Yeah that is true. Maybe I'll just say that the size of the cake (economy) grows but is fairly independent of how you slice the cake. So printing money doesn't increase the size of the economy.
Yes, but with a larger cake, it makes sense to have more slices.
There are other reasons that inflation is good too, having to do with sticky wages and recessions. I'm not sure how to work that into the cake analogy though.
Key observation. In recessions (liquidity crunches) the cake grows more slowly. Maybe if we increase liquidity a lot (i.e. print money) and give it to the bottom tiers who will spend it (increase velocity) then the cake will grow faster!
We don't have good models for how the economy actually works. Until 2008 most models didn't even have a financial sector. Currently economic models can't accurately predict the velocity of money or even explain changes after the fact very well. We still have no consensus among economists as to what causes recessions.

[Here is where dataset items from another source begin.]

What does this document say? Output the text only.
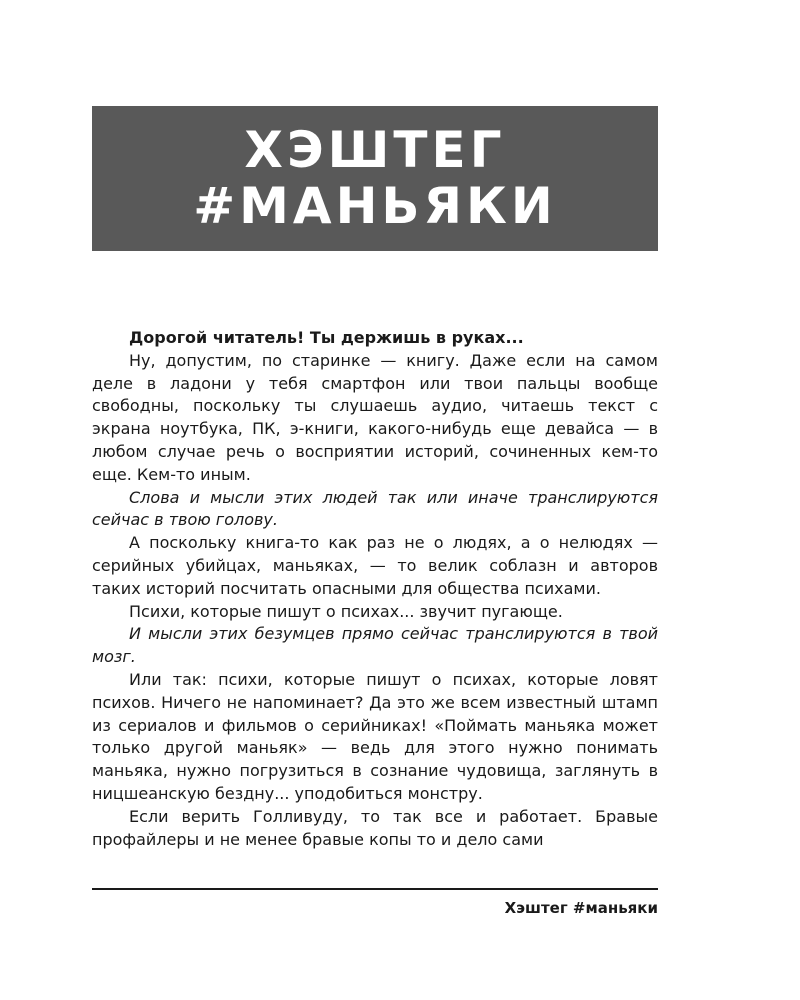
ХЭШТЕГ
#МАНЬЯКИ

Дорогой читатель! Ты держишь в руках...

Ну, допустим, по старинке — книгу. Даже если на самом деле в ладони у тебя смартфон или твои пальцы вообще свободны, поскольку ты слушаешь аудио, читаешь текст с экрана ноутбука, ПК, э-книги, какого-нибудь еще девайса — в любом случае речь о восприятии историй, сочиненных кем-то еще. Кем-то иным.

Слова и мысли этих людей так или иначе транслируются сейчас в твою голову.

А поскольку книга-то как раз не о людях, а о нелюдях — серийных убийцах, маньяках, — то велик соблазн и авторов таких историй посчитать опасными для общества психами.

Психи, которые пишут о психах... звучит пугающе.

И мысли этих безумцев прямо сейчас транслируются в твой мозг.

Или так: психи, которые пишут о психах, которые ловят психов. Ничего не напоминает? Да это же всем известный штамп из сериалов и фильмов о серийниках! «Поймать маньяка может только другой маньяк» — ведь для этого нужно понимать маньяка, нужно погрузиться в сознание чудовища, заглянуть в ницшеанскую бездну... уподобиться монстру.

Если верить Голливуду, то так все и работает. Бравые профайлеры и не менее бравые копы то и дело сами

Хэштег #маньяки
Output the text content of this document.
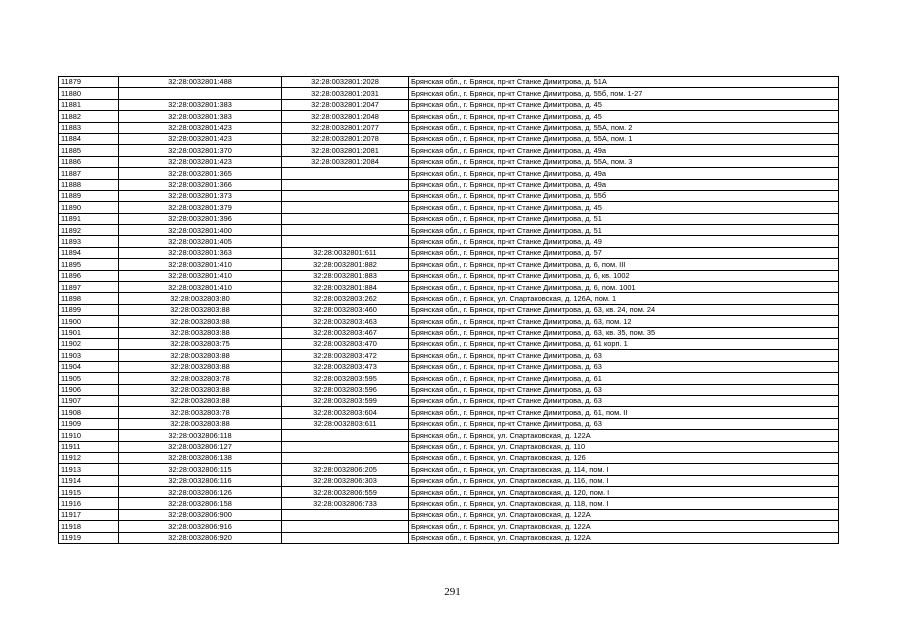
11879	32:28:0032801:488	32:28:0032801:2028	Брянская обл., г. Брянск, пр-кт Станке Димитрова, д. 51А
11880		32:28:0032801:2031	Брянская обл., г. Брянск, пр-кт Станке Димитрова, д. 55б, пом. 1-27
11881	32:28:0032801:383	32:28:0032801:2047	Брянская обл., г. Брянск, пр-кт Станке Димитрова, д. 45
11882	32:28:0032801:383	32:28:0032801:2048	Брянская обл., г. Брянск, пр-кт Станке Димитрова, д. 45
11883	32:28:0032801:423	32:28:0032801:2077	Брянская обл., г. Брянск, пр-кт Станке Димитрова, д. 55А, пом. 2
11884	32:28:0032801:423	32:28:0032801:2078	Брянская обл., г. Брянск, пр-кт Станке Димитрова, д. 55А, пом. 1
11885	32:28:0032801:370	32:28:0032801:2081	Брянская обл., г. Брянск, пр-кт Станке Димитрова, д. 49а
11886	32:28:0032801:423	32:28:0032801:2084	Брянская обл., г. Брянск, пр-кт Станке Димитрова, д. 55А, пом. 3
11887	32:28:0032801:365		Брянская обл., г. Брянск, пр-кт Станке Димитрова, д. 49а
11888	32:28:0032801:366		Брянская обл., г. Брянск, пр-кт Станке Димитрова, д. 49а
11889	32:28:0032801:373		Брянская обл., г. Брянск, пр-кт Станке Димитрова, д. 55б
11890	32:28:0032801:379		Брянская обл., г. Брянск, пр-кт Станке Димитрова, д. 45
11891	32:28:0032801:396		Брянская обл., г. Брянск, пр-кт Станке Димитрова, д. 51
11892	32:28:0032801:400		Брянская обл., г. Брянск, пр-кт Станке Димитрова, д. 51
11893	32:28:0032801:405		Брянская обл., г. Брянск, пр-кт Станке Димитрова, д. 49
11894	32:28:0032801:363	32:28:0032801:611	Брянская обл., г. Брянск, пр-кт Станке Димитрова, д. 57
11895	32:28:0032801:410	32:28:0032801:882	Брянская обл., г. Брянск, пр-кт Станке Димитрова, д. 6, пом. III
11896	32:28:0032801:410	32:28:0032801:883	Брянская обл., г. Брянск, пр-кт Станке Димитрова, д. 6, кв. 1002
11897	32:28:0032801:410	32:28:0032801:884	Брянская обл., г. Брянск, пр-кт Станке Димитрова, д. 6, пом. 1001
11898	32:28:0032803:80	32:28:0032803:262	Брянская обл., г. Брянск, ул. Спартаковская, д. 126А, пом. 1
11899	32:28:0032803:88	32:28:0032803:460	Брянская обл., г. Брянск, пр-кт Станке Димитрова, д. 63, кв. 24, пом. 24
11900	32:28:0032803:88	32:28:0032803:463	Брянская обл., г. Брянск, пр-кт Станке Димитрова, д. 63, пом. 12
11901	32:28:0032803:88	32:28:0032803:467	Брянская обл., г. Брянск, пр-кт Станке Димитрова, д. 63, кв. 35, пом. 35
11902	32:28:0032803:75	32:28:0032803:470	Брянская обл., г. Брянск, пр-кт Станке Димитрова, д. 61 корп. 1
11903	32:28:0032803:88	32:28:0032803:472	Брянская обл., г. Брянск, пр-кт Станке Димитрова, д. 63
11904	32:28:0032803:88	32:28:0032803:473	Брянская обл., г. Брянск, пр-кт Станке Димитрова, д. 63
11905	32:28:0032803:78	32:28:0032803:595	Брянская обл., г. Брянск, пр-кт Станке Димитрова, д. 61
11906	32:28:0032803:88	32:28:0032803:596	Брянская обл., г. Брянск, пр-кт Станке Димитрова, д. 63
11907	32:28:0032803:88	32:28:0032803:599	Брянская обл., г. Брянск, пр-кт Станке Димитрова, д. 63
11908	32:28:0032803:78	32:28:0032803:604	Брянская обл., г. Брянск, пр-кт Станке Димитрова, д. 61, пом. II
11909	32:28:0032803:88	32:28:0032803:611	Брянская обл., г. Брянск, пр-кт Станке Димитрова, д. 63
11910	32:28:0032806:118		Брянская обл., г. Брянск, ул. Спартаковская, д. 122А
11911	32:28:0032806:127		Брянская обл., г. Брянск, ул. Спартаковская, д. 110
11912	32:28:0032806:138		Брянская обл., г. Брянск, ул. Спартаковская, д. 126
11913	32:28:0032806:115	32:28:0032806:205	Брянская обл., г. Брянск, ул. Спартаковская, д. 114, пом. I
11914	32:28:0032806:116	32:28:0032806:303	Брянская обл., г. Брянск, ул. Спартаковская, д. 116, пом. I
11915	32:28:0032806:126	32:28:0032806:559	Брянская обл., г. Брянск, ул. Спартаковская, д. 120, пом. I
11916	32:28:0032806:158	32:28:0032806:733	Брянская обл., г. Брянск, ул. Спартаковская, д. 118, пом. I
11917	32:28:0032806:900		Брянская обл., г. Брянск, ул. Спартаковская, д. 122А
11918	32:28:0032806:916		Брянская обл., г. Брянск, ул. Спартаковская, д. 122А
11919	32:28:0032806:920		Брянская обл., г. Брянск, ул. Спартаковская, д. 122А
291
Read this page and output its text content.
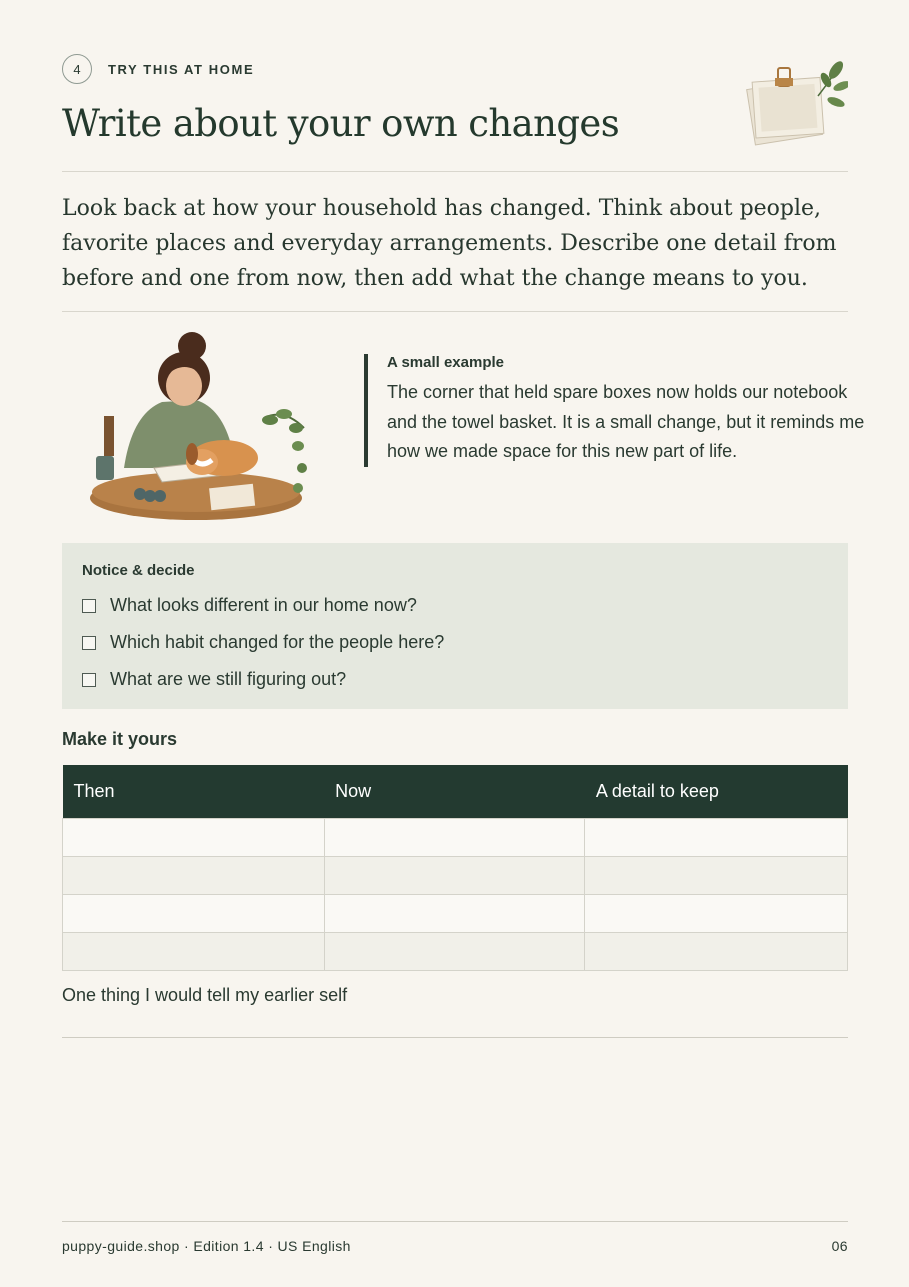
4	TRY THIS AT HOME
Write about your own changes

Look back at how your household has changed. Think about people, favorite places and everyday arrangements. Describe one detail from before and one from now, then add what the change means to you.

A small example
The corner that held spare boxes now holds our notebook and the towel basket. It is a small change, but it reminds me how we made space for this new part of life.
Notice & decide
What looks different in our home now?
Which habit changed for the people here?
What are we still figuring out?
Make it yours
Then	Now	A detail to keep

One thing I would tell my earlier self
puppy-guide.shop · Edition 1.4 · US English	06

So this is an experiment but the claims that it is "obviously" going to lead to inflation are flat wrong. We are going to learn a lot from this experiment. If we need to pull back to bring down inflation, we have tools for that.
The entire reasoning behind inflation is that thanks to productivity increases there is always a slice left behind. If nobody eats the slice then the cake shop will make smaller cakes with less slices. If we give someone money to buy the last slice then the cake shop is incentivized to make another left over slice until it is so busy making cake that it cannot make more.